Data analysis and statistics

Modern production-related measurement systems often generate enormous amounts of data. But which parameters allow for the stability of a process to be checked? What strategies or methods of analysis are necessary to prove or disprove a hypothesised relationship? Can the relevant in-process variables be increased, with sufficient security, from the data collected? These are typical questions that frequently arise in this context and which we are able to answer for you.

Problems with data do not only arise in production, they also occur in the development of new products that often have a long series of tests to be analysed. A typical example of this is when aiming to demonstrate the superiority of a new approach.
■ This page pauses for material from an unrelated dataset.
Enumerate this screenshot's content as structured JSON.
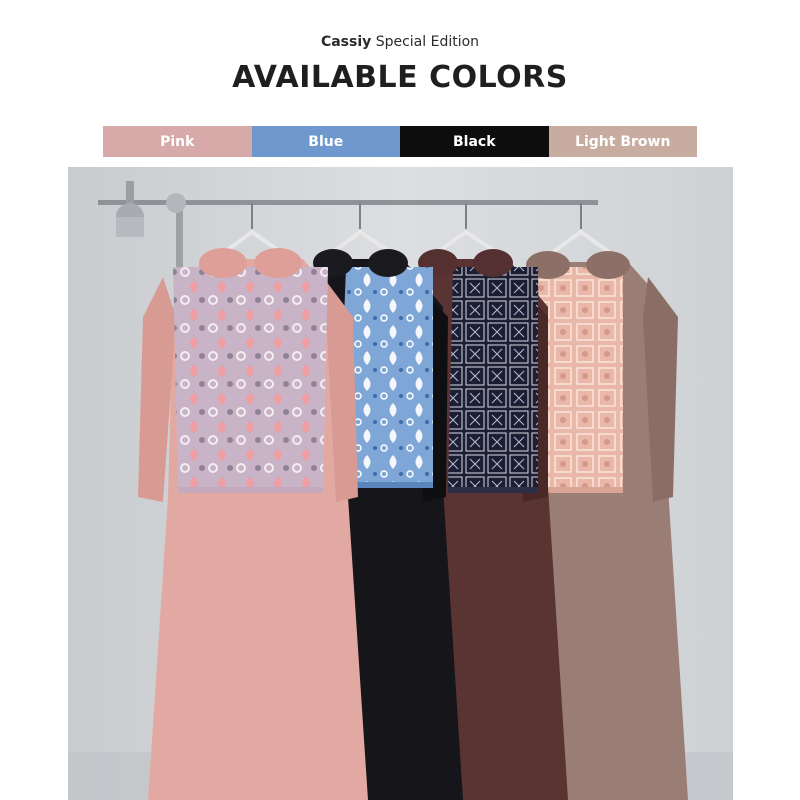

In the pharmaceutical industry, such tests are commonplace, however in other industries a long series of measurements are often the beginning of a new development or are the basis for the evaluation of a solution, for example in the testing of a prototype.

The importance of applied statistics comes from the analysis that can be done on already collected data and as a basis for planning measuring methods. This involves, for example, considering how large a sample must be in order to verify or disprove a particular statement. It also plays an important role in the selection of a suitable measurement process for the statistics.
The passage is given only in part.